Neo domestication

The vast majority of the calories produced for food and feed are derived from grain-producing crops. Unsurprisingly, grain production dominates modern agriculture and constitutes around 80% of our food and energy requirements. This is best exemplified by the importance that wheat, rice, and maize play in modern agriculture. Every agricultural program striving towards self-sufficiency must thus address sustainable grain production. Grain prices are usually much lower than prices for other agricultural commodities and covered agriculture for grain production is not an economically viable option. Many of the major cereal crops, including maize and rice, have their origin in tropical and sub-tropical regions. Although domestication, early landrace selection and modern breeding have adapted these species to a huge range of climates and cultivation practices, there is limited diversity within these few plant species for cultivation in the most extreme environments. The dominant cereal crop species cannot be sustainably grown on the Arabian Peninsula, a region that is characterized by low and erratic rainfalls, poor soils, and hot and dry climate.

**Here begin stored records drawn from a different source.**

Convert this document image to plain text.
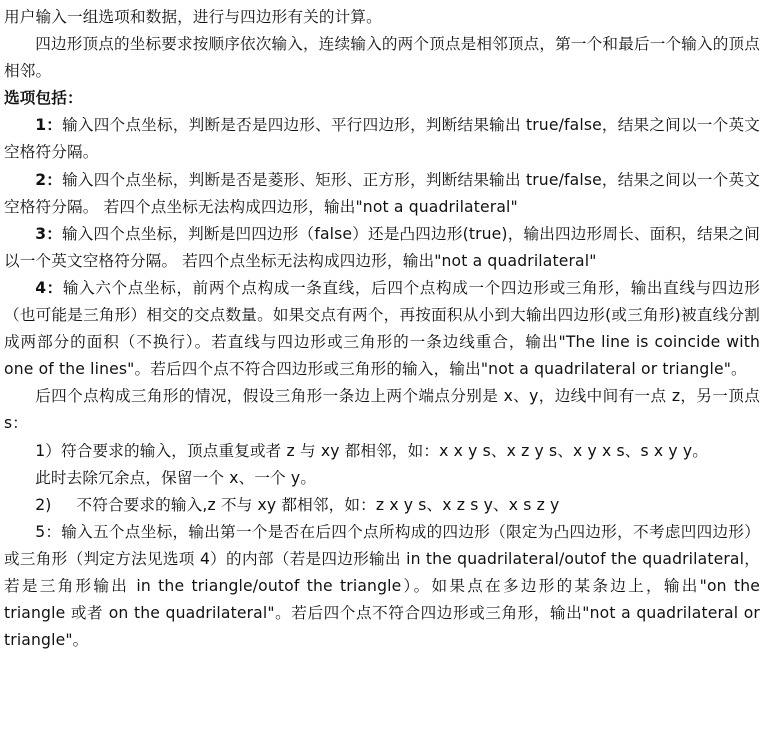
用户输入一组选项和数据，进行与四边形有关的计算。

四边形顶点的坐标要求按顺序依次输入，连续输入的两个顶点是相邻顶点，第一个和最后一个输入的顶点相邻。

选项包括：

1：输入四个点坐标，判断是否是四边形、平行四边形，判断结果输出 true/false，结果之间以一个英文空格符分隔。

2：输入四个点坐标，判断是否是菱形、矩形、正方形，判断结果输出 true/false，结果之间以一个英文空格符分隔。 若四个点坐标无法构成四边形，输出"not a quadrilateral"

3：输入四个点坐标，判断是凹四边形（false）还是凸四边形(true)，输出四边形周长、面积，结果之间以一个英文空格符分隔。 若四个点坐标无法构成四边形，输出"not a quadrilateral"

4：输入六个点坐标，前两个点构成一条直线，后四个点构成一个四边形或三角形，输出直线与四边形（也可能是三角形）相交的交点数量。如果交点有两个，再按面积从小到大输出四边形(或三角形)被直线分割成两部分的面积（不换行）。若直线与四边形或三角形的一条边线重合，输出"The line is coincide with one of the lines"。若后四个点不符合四边形或三角形的输入，输出"not a quadrilateral or triangle"。

后四个点构成三角形的情况，假设三角形一条边上两个端点分别是 x、y，边线中间有一点 z，另一顶点 s：

1）符合要求的输入，顶点重复或者 z 与 xy 都相邻，如：x x y s、x z y s、x y x s、s x y y。

此时去除冗余点，保留一个 x、一个 y。

2) 不符合要求的输入,z 不与 xy 都相邻，如：z x y s、x z s y、x s z y

5：输入五个点坐标，输出第一个是否在后四个点所构成的四边形（限定为凸四边形，不考虑凹四边形）或三角形（判定方法见选项 4）的内部（若是四边形输出 in the quadrilateral/outof the quadrilateral，若是三角形输出 in the triangle/outof the triangle）。如果点在多边形的某条边上，输出"on the triangle 或者 on the quadrilateral"。若后四个点不符合四边形或三角形，输出"not a quadrilateral or triangle"。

Here, we present an innovative approach that will address the problem of field-grown grain production in hot and arid environments by using cutting-edge translational research. The focus of this project is on the rapid domestication and improvement of crops wild relatives and orphan crops with a high level of adaptation to marginal environments. This work will form the basis to establish sustainable grain production in the Kingdom of Saudi Arabia and beyond. The project will initially focus on three species, fonio millet, Asian wild rice, and Salicornia. These three species are highly adapted to dry, hot and saline conditions and they have the potential to revolutionize dryland agriculture The long-term goal of this work consists in the adaptation and continuous improvement of the three species to a sustainable but highly productive agriculture. The medium-term to long-term goal (5-10 years) of this project will be to rapidly improve the performance of fonio, O. coarctata and Salicornia using genome editing and genomic selection.